Question

Using Crystal Field Theory explain how d orbital splitting arises in an octahedrarl field.

Answer 1

The d_z2 and d_{x2 - y2} orbitals lie along the three axis, while the three d_xy, d_xz, d_yz orbitals lie in the plane between the three major axis.(See picture)

5 d-orbitals of a free ion are all degenerate and have the same energy. In an octahedral field, 6 ligands approaches from the 6 vertices of a regular octahedron. As the 6 ligands approach the metal ions, the ligands will interact with the d-orbitals of the ion raising the energies of the orbitals. But the rise of the energies will not be the same. As d_z2 and d_{x2 - y2} orbitals lie along the axis, they will interact more with the ligands and energy rise will be higher than the other three orbitals(d_xy, d_xz, d_yz).   

d_z2 and d_{x2 - y2} (e_g set) will be degenerate and the other three d_xy, d_xz, d_yz (t2g set) will be a separate degenerate state.

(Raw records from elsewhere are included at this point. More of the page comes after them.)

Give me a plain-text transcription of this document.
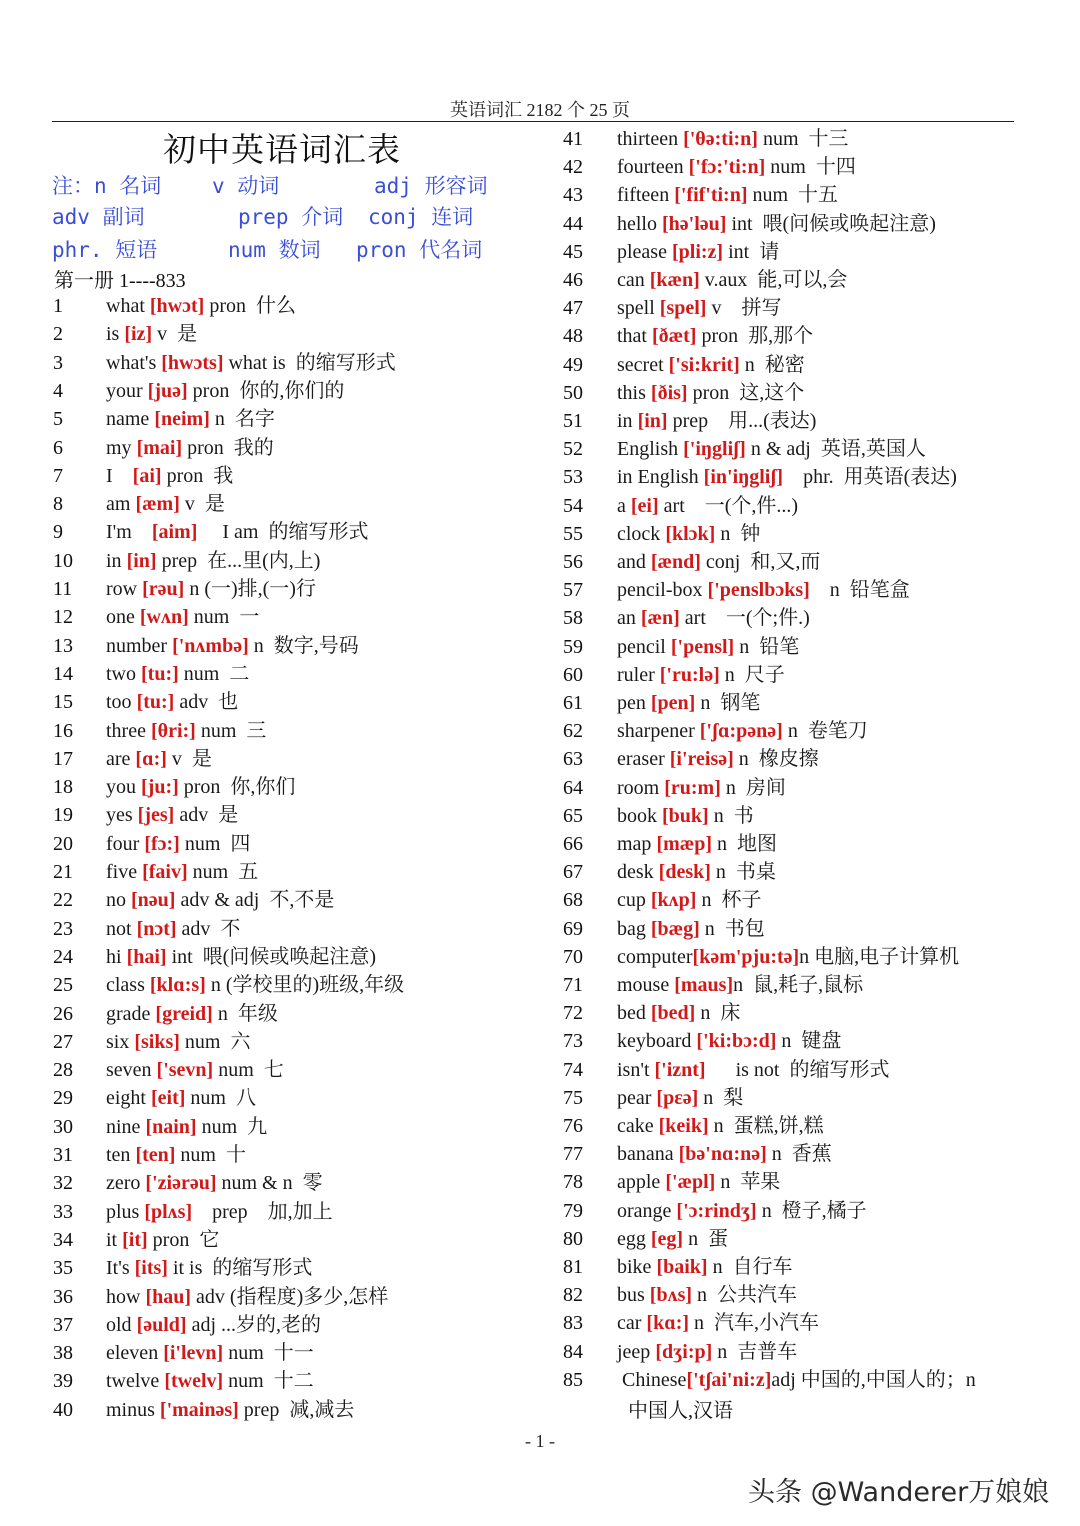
英语词汇 2182 个 25 页
初中英语词汇表
注：n 名词 v 动词	adj 形容词
adv 副词	prep 介词 conj 连词
phr. 短语	num 数词 pron 代名词
第一册 1----833
1 what [hwɔt] pron  什么
2 is [iz] v  是
3 what's [hwɔts] what is  的缩写形式
4 your [juə] pron  你的,你们的
5 name [neim] n  名字
6 my [mai] pron  我的
7 I    [ai] pron  我
8 am [æm] v  是
9 I'm    [aim]     I am  的缩写形式
10 in [in] prep  在...里(内,上)
11 row [rəu] n (一)排,(一)行
12 one [wʌn] num  一
13 number ['nʌmbə] n  数字,号码
14 two [tu:] num  二
15 too [tu:] adv  也
16 three [θri:] num  三
17 are [ɑ:] v  是
18 you [ju:] pron  你,你们
19 yes [jes] adv  是
20 four [fɔ:] num  四
21 five [faiv] num  五
22 no [nəu] adv & adj  不,不是
23 not [nɔt] adv  不
24 hi [hai] int  喂(问候或唤起注意)
25 class [klɑ:s] n (学校里的)班级,年级
26 grade [greid] n  年级
27 six [siks] num  六
28 seven ['sevn] num  七
29 eight [eit] num  八
30 nine [nain] num  九
31 ten [ten] num  十
32 zero ['ziərəu] num & n  零
33 plus [plʌs]    prep    加,加上
34 it [it] pron  它
35 It's [its] it is  的缩写形式
36 how [hau] adv (指程度)多少,怎样
37 old [əuld] adj ...岁的,老的
38 eleven [i'levn] num  十一
39 twelve [twelv] num  十二
40 minus ['mainəs] prep  减,减去
41 thirteen ['θə:ti:n] num  十三
42 fourteen ['fɔ:'ti:n] num  十四
43 fifteen ['fif'ti:n] num  十五
44 hello [hə'ləu] int  喂(问候或唤起注意)
45 please [pli:z] int  请
46 can [kæn] v.aux  能,可以,会
47 spell [spel] v    拼写
48 that [ðæt] pron  那,那个
49 secret ['si:krit] n  秘密
50 this [ðis] pron  这,这个
51 in [in] prep    用...(表达)
52 English ['iŋgliʃ] n & adj  英语,英国人
53 in English [in'iŋgliʃ]    phr.  用英语(表达)
54 a [ei] art    一(个,件...)
55 clock [klɔk] n  钟
56 and [ænd] conj  和,又,而
57 pencil-box ['penslbɔks]    n  铅笔盒
58 an [æn] art    一(个;件.)
59 pencil ['pensl] n  铅笔
60 ruler ['ru:lə] n  尺子
61 pen [pen] n  钢笔
62 sharpener ['ʃɑ:pənə] n  卷笔刀
63 eraser [i'reisə] n  橡皮擦
64 room [ru:m] n  房间
65 book [buk] n  书
66 map [mæp] n  地图
67 desk [desk] n  书桌
68 cup [kʌp] n  杯子
69 bag [bæg] n  书包
70 computer[kəm'pju:tə]n 电脑,电子计算机
71 mouse [maus]n  鼠,耗子,鼠标
72 bed [bed] n  床
73 keyboard ['ki:bɔ:d] n  键盘
74 isn't ['iznt]      is not  的缩写形式
75 pear [pεə] n  梨
76 cake [keik] n  蛋糕,饼,糕
77 banana [bə'nɑ:nə] n  香蕉
78 apple ['æpl] n  苹果
79 orange ['ɔ:rindʒ] n  橙子,橘子
80 egg [eg] n  蛋
81 bike [baik] n  自行车
82 bus [bʌs] n  公共汽车
83 car [kɑ:] n  汽车,小汽车
84 jeep [dʒi:p] n  吉普车
85 Chinese['tʃai'ni:z]adj 中国的,中国人的；n
中国人,汉语
- 1 -
头条 @Wanderer万娘娘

With respect to a spherical field known as the barycenter (see picture), the t_2g set becomes lower in energy than the orbitals in the barycenter and the e_g orbitals are higher in energy than in the barycenter. If the splitting of the d-orbitals in an octahedral field is Δ_o, the three t_2g orbitals are stabilized relative to the barycenter by 0.4 Δ_o, and the e_g orbitals are destabilized by 0.6 Δ_o.